Exercice illégal de la médecine : La Cour de cassation maintien une lecture souple des conditions de l’infraction Exemple de l’utilisation d’un laser par des non médecins

 

Une dirigeante d’un centre d’épilation au laser dans lequel intervenait ponctuellement un médecin faisait pratiquer, par des assistantes non titulaires du diplôme de docteur en médecine, au moyen d’appareils mis à leur disposition par le centre, des actes d’épilation au laser.

Condamnés respectivement pour exercice illégal de la médecine et pour complicité de ce délit, les conseillères en épilation, la directrice et le praticien formèrent un pourvoi en cassation qui est rejeté par la chambre criminelle, par une décision laconique. L’occasion de répondre à la question suivante : Quels sont les éléments constitutifs du délit d’exercice illégal de la médecine ?

 

1er élément – L’élément matériel : La réalisation d’un acte médical

Pour ce faire, la cour de cassation s’appuie sur l’arrêté du 6 janvier 1962 fixant liste des actes médicaux ne pouvant être pratiqués que par des médecins ou pouvant être pratiqués également par des auxiliaires médicaux ou par des directeurs de laboratoires d’analyses médicales non médecins. Il s’agit de la seule nomenclature des actes professionnels disponibles.

Son article 2 prévoit notamment « 5° Tout mode d’épilation, sauf les épilations à la pince ou à la cire ». Pour se défendre, les prévenus invoquaient l’article 2 d’un arrêté du 30 janvier 1974 portant règlementation concernant les lasers à usage médical, disposant : « les lasers à usage médical sont des appareils devant être utilisés par un médecin ou sous sa responsabilité ». Ils en déduisaient que la présence d’un médecin n’est exigée par les textes que lorsque l’activité d’épilation au laser est exercée à des fins médicales.

Ils entendaient donc distinguer l’épilation à des fins médicales de l’épilation à des fins esthétiques qui pouvait être effectuée comme en l’espèce par des conseillères en épilation ou des esthéticiennes, et sans présence médicale.

Quand bien même l’argument nous apparaît défendable, la Cour de cassation l’écarte sans explication, s’inscrivant pleinement dans sa ligne jurisprudentielle, à savoir que « la liste des actes médicaux réservés aux médecins par l’article 2 de l’arrêté du 6 janvier 1962 n’est pas limitative » (voir notamment Crim. 11 janv. 2012, n° 10-88.908). La Cour de cassation ne souhaite manifestement pas se laisser limiter par des arrêtés anciens.

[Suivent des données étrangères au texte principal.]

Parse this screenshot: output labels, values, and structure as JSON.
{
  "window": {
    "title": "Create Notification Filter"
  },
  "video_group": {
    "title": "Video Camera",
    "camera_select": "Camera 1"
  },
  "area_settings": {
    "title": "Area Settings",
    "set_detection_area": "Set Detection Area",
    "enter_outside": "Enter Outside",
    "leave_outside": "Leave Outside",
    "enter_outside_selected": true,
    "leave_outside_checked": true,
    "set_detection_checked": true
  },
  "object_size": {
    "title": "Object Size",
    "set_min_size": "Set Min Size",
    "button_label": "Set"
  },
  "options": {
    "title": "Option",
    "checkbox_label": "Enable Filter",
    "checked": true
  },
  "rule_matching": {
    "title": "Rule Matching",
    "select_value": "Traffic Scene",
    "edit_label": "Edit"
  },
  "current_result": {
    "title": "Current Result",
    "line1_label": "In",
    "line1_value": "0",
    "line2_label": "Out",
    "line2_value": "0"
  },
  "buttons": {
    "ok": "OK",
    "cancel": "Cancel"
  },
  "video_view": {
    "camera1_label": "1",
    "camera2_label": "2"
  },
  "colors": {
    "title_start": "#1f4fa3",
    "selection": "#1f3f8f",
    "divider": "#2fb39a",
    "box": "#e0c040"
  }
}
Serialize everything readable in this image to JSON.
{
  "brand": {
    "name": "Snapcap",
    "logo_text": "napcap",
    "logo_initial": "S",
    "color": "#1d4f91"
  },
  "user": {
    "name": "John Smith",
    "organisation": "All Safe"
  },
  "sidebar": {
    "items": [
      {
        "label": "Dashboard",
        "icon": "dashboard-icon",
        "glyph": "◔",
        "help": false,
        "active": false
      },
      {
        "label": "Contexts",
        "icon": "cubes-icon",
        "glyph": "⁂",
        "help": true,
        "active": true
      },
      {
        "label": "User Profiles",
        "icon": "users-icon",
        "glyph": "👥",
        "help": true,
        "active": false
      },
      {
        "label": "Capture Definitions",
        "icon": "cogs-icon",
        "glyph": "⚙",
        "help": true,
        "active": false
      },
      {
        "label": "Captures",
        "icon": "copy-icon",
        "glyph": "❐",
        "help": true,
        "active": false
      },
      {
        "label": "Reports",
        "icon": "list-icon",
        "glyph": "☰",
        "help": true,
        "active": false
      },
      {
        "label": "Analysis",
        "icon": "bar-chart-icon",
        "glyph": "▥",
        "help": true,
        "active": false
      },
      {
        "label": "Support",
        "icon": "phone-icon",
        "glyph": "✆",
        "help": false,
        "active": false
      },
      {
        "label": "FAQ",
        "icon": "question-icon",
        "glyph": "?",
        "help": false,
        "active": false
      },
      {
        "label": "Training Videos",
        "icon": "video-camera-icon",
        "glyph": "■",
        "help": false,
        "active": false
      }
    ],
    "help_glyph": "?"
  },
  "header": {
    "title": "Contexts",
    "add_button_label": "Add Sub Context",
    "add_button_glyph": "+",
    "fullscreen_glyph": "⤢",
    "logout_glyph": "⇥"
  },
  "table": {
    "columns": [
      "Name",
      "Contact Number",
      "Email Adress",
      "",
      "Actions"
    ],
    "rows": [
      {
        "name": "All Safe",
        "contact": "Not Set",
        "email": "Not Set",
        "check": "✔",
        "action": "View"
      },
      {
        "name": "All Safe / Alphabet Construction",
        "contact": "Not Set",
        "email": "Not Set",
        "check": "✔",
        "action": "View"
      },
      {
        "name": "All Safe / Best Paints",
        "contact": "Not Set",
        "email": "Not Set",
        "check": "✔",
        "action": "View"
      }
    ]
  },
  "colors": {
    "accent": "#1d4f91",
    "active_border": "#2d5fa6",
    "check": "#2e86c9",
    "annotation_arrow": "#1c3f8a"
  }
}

Par conséquent, des assitantes non titulaires du diplôme de docteur en médecine ne pouvaient pratiquer l’épilation au laser. La directrice du centre et le médecin étaient condamnés pour complicité dès lors que

Pour entrer en voie de condamnation, au titre de la complicité, les prévenus « faisaient pratiquer, par des assistantes non titulaires du diplôme de docteur en médecine, au moyen d’appareils mis à leur disposition par cette dernière, des actes d’épilation au laser, sans surveillance effective, sérieuse et suivie de la part de M. Z., sous la responsabilité duquel ces actes étaient censés être accomplis… de sorte que la cour d’appel a caractérisé, en tous leurs éléments constitutifs, tant matériels que moraux, les infractions d’exercice illégal de la médecine et de complicité dont elle a déclaré les prévenus coupables ».

 

2nd élément – L’intention : La connaissance du délit

L’exercice illégal de la médecine ne peut être constitué que s’il peut être démontré qu’une personne accomplit délibérément un acte médical en sachant parfaitement qu’elle ne dispose pas du diplôme requis.

Les juges du fond avaient présumé cette volonté « il est difficile d’admettre que ces esthéticiennes ignoraient » que les épilations laser ne pouvaient pas être pratiquées par elles seules ».

Mais ici encore, le simple rejet du pourvoi par la Cour de cassation s’inscrit dans la parfaite continuité de ses décisions antérieures… En matière d’exercice illégal de la médecine, l’élément intentionnel du délit est déduit de la seule connaissance des interdits… Un bel exemple de l’application du principe « nul n’est censé ignorer la loi ».